Martin Indyk believes US likely to go to war with Iran in 2013; says Israel’s insistence that US publicly declare ‘red line’ for Iran an ‘unreasonable requirement’
Former US Ambassador to Israel Martin Indyk predicts that the United States will go to war with Iran as early as 2013. “I’m afraid that 2013 is going to be a year in which we’re going to have a military confrontation with Iran,” he said in an interview on CBS’ “Face the Nation.”
During the interview, Indyk pointed out that the time has not come, yet, for the US to take military action. “Iran doesn’t have a nuclear weapon. While there’s still time, there’s not a lot of time,” he said.
- Panetta says demand for red lines is political ploy
- PM: Red line can prevent conflict with Iran PM: You want fanatics to have nuclear weapons?
As for the public dispute between Prime Minister Benjamin Netanyahu and President Barack Obama over Iran, Indyk said he does not think that “the difference between Netanyahu and Obama on this is that great, in terms of the President’s commitment not to allow Iran to acquire nuclear weapons.”
On Israel‘s insistence that Washington publicly declare a “red line'” that Iran will not be permitted to cross, Indyk said “that is an unreasonable requirement.The idea of putting out a public red line – in effect issuing an ultimatum – is something that no president would do,” he said
“If you noticed, Governor Mitt Romney is not putting out a red line; Senator McCain didn’t, either. And neither is Netanyahu for that matter, in terms of Israel‘s own actions,” he added.
Richard Haas, president of the Council on Foreign Relations, echoed Indyk’s assessment that negotiations with Iran have not dissuaded the Iranians to halt their nuclear program. He said Netanyahu has sought to increase pressure publicly because “he doesn’t want these things to be drawn out indefinitely.”

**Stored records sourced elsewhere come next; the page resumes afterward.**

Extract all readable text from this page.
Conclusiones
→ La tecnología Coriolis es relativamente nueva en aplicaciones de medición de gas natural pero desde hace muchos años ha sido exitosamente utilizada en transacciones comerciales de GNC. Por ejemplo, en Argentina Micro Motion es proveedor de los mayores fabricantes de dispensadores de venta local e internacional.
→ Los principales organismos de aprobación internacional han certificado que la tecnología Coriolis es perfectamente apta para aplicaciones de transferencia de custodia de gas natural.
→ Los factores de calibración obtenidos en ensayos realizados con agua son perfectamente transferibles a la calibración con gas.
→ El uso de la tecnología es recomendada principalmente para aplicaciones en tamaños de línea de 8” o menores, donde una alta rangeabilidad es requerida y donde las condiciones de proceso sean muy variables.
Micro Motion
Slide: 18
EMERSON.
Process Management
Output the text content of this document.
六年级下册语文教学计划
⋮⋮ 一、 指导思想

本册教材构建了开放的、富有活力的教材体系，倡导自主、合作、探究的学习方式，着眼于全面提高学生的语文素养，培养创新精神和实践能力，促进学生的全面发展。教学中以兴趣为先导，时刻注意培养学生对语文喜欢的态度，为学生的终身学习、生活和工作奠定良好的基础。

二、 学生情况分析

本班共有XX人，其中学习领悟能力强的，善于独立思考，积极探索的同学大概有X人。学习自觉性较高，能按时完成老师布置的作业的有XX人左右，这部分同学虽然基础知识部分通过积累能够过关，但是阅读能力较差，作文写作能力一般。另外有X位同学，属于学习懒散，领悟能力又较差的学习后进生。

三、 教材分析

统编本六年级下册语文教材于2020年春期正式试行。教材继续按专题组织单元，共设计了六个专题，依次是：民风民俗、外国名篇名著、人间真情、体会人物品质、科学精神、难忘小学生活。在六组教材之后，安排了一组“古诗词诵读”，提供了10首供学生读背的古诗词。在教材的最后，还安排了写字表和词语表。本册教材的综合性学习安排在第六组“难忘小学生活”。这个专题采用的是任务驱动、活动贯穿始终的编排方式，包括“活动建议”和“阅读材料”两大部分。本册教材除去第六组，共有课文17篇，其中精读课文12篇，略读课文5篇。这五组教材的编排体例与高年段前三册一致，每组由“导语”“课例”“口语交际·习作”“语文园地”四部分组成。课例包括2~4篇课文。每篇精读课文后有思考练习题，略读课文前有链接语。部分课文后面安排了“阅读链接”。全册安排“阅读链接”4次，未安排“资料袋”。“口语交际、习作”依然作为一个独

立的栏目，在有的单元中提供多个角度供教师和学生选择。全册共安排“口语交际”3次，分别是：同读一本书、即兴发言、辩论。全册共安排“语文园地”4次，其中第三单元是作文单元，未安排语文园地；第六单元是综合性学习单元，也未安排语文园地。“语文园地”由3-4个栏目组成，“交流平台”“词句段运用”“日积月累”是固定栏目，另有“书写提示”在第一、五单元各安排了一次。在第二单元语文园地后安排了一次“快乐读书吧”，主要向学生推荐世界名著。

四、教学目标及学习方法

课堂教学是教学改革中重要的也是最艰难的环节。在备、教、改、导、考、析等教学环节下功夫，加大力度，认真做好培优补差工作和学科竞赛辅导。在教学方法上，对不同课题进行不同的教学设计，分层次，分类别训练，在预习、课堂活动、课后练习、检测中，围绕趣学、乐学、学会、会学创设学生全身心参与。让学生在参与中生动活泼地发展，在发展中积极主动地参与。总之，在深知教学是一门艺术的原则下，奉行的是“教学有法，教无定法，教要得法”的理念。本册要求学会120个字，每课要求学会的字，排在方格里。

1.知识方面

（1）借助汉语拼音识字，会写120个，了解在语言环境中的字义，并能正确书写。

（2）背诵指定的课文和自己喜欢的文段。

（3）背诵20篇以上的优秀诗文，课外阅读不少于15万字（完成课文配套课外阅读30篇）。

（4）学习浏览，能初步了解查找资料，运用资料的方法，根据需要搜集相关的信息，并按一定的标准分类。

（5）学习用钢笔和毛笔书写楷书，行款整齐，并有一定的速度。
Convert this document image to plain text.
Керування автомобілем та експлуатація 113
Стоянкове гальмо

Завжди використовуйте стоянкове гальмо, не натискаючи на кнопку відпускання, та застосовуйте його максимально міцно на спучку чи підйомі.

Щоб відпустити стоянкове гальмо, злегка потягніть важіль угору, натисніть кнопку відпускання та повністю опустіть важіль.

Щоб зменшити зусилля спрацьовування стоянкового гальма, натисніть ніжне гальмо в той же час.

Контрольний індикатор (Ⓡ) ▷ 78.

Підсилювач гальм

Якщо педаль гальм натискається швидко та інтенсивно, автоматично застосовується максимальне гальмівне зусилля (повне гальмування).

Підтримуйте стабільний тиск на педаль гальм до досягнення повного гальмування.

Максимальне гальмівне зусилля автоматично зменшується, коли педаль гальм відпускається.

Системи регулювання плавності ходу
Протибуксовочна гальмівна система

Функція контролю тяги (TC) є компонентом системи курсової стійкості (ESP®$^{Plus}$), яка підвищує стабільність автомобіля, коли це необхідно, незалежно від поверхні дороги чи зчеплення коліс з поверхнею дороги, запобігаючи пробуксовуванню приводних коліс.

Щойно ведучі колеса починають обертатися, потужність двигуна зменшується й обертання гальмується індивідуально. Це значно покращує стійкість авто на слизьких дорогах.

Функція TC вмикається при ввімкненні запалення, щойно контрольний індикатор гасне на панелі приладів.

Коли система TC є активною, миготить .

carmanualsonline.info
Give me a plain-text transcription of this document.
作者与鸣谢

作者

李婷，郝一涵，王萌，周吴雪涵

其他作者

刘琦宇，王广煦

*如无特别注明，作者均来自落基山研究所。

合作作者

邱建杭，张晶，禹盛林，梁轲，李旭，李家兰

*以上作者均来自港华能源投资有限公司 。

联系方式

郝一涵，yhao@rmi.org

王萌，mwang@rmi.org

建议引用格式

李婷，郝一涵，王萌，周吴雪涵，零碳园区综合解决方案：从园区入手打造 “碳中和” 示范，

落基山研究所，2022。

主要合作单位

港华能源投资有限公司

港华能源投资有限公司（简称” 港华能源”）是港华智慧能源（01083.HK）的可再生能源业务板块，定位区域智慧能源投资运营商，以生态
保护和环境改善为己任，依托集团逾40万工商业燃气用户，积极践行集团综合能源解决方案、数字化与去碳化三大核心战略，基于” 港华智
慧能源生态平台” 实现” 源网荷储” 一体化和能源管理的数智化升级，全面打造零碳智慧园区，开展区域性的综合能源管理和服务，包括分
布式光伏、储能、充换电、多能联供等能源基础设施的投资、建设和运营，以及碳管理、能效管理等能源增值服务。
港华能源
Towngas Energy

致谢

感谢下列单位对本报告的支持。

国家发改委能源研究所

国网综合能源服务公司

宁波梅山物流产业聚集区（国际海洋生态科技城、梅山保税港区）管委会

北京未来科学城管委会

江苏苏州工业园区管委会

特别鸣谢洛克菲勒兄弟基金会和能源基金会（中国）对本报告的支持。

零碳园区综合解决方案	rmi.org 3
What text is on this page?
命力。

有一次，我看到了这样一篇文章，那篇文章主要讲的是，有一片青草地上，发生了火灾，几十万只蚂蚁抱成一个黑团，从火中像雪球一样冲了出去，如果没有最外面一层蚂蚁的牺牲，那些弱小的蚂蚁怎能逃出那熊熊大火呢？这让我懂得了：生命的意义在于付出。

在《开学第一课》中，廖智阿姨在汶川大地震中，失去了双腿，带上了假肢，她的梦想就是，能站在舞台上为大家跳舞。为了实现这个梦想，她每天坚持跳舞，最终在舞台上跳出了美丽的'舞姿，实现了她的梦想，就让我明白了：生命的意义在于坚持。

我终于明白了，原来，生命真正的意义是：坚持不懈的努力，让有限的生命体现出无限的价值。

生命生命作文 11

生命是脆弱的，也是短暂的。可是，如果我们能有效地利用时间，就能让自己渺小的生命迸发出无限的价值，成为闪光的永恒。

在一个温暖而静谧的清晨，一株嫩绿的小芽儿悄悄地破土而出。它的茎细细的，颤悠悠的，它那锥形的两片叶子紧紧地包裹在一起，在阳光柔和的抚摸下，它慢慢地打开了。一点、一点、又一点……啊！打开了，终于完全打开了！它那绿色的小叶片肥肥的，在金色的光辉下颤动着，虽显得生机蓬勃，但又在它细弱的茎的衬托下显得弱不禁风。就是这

Iran threat to whole world
Meanwhile, German Chancellor Angela Merkel said on Monday that she believes that a political solution in the standoff over Iran‘s nuclear program is still possible, but she added that Tehran poses a threat not just to Israel but to the whole world.
“I support a political solution … and I believe that we are not at the point where the search for political solutions has been exhausted,” she told a news conference in Berlin.
The European Union foreign policy chief Catherine Ashton will meet Iran‘s chief nuclear negotiator Saeed Jalili in Istanbul on Tuesday, a spokeswoman for Ashton said on Monday.